When it got too cool to stay on the porch, we came inside and sat on the sofa with Gas Can for a while. The hostel had a TV with only videos (no cable), and he was watching Meet the Parents. We talked for a while with him, and he was a really nice guy!

We went to bed and slept great in our cozy little room. It got a little chilly during the night, 46 degrees in the morning. We had declined the breakfast Shannon and Dave offered and opted to eat bagels and bananas we had brought with us in the hostel as we felt like something lighter before the day of running/hiking. (Later we heard how good the breakfast was, so on our next visit we are going to make time to enjoy the breakfast at Mountain Harbour!) At 9 a.m. we met Shannon for our shuttle to Carvers Gap, and we were joined by 2 other women from the Concord, NC, area who had driven up that morning and were going to do the same hike we were doing in 2 days instead of 1.

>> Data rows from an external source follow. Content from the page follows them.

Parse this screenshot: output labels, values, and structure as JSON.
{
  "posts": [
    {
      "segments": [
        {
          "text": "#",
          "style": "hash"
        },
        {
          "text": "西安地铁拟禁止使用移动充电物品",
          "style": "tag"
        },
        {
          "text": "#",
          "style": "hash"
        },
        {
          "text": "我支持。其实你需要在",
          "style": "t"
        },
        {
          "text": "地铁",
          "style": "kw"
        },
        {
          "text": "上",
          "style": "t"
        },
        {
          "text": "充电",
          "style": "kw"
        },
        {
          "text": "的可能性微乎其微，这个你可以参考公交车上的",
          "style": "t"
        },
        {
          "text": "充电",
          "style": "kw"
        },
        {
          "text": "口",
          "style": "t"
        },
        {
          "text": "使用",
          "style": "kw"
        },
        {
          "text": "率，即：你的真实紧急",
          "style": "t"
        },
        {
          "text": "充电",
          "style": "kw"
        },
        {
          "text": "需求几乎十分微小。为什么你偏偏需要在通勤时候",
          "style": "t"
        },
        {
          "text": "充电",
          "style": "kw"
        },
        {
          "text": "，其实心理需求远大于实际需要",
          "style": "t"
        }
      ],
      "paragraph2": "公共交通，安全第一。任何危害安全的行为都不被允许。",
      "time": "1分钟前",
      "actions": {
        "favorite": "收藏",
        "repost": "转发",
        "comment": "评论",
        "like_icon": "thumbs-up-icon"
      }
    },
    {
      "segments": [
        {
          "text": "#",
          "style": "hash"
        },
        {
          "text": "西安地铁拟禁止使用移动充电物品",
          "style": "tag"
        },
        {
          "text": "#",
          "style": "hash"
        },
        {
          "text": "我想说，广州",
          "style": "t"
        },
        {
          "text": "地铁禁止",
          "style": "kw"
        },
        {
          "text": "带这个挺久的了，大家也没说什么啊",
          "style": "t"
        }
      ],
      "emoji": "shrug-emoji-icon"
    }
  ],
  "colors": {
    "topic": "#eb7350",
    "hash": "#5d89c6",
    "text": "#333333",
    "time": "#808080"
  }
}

Our room in the Hiker Hostel.

Shannon dropped us off at Carvers Gap, and we knew already it was going to be a beautiful day. We posed for pictures out by the big Carvers Gap sign, taking pics of each other. As we were doing so, this very nice young couple came off the trail and walked right over to us, offering to take our pic together. We talked with them for a few minutes, and they had been backpacking for a few nights on the trail together and were just coming off the trail to go home. It was obvious they were experienced backpackers, and they were so friendly to talk to. This set the tone for the rest of our day, as we spent a lot of time talking to people on the trail all day long.

When you start a run/hike at Carvers Gap, the payoff is pretty immediate there. Before you get to the 1-mile mark you reach Round Bald, and the views are already phenomenal. Keep going to Jane Bald, and the views are at least 180-degree if not more. We were blessed with a beautiful clear sunny day, and we could see for miles and miles. Around Jane Bald, we ran into a group of guys who had camped the night before in a beautiful spot. They were cooking on a campfire. I can’t remember who called out to who first, but I remember asking if they had coffee, and one of the guys said, “Sure! Come on and have some!” We went over and talked to all 4 of them and enjoyed visiting for a while. One of the guys offered me his coffee, and, yes, I drank right out of his camp cup! They introduced themselves: Jesus, Doc Holliday, Zeke, and Gadget. They were so friendly and invited us to join them at the Overmountain Shelter that night as there was a party going on there! We had to decline the party invitation, but they told us about how beautiful the area around the shelter was, so we decided then that we would take the spur trail in order to see the shelter on our way through.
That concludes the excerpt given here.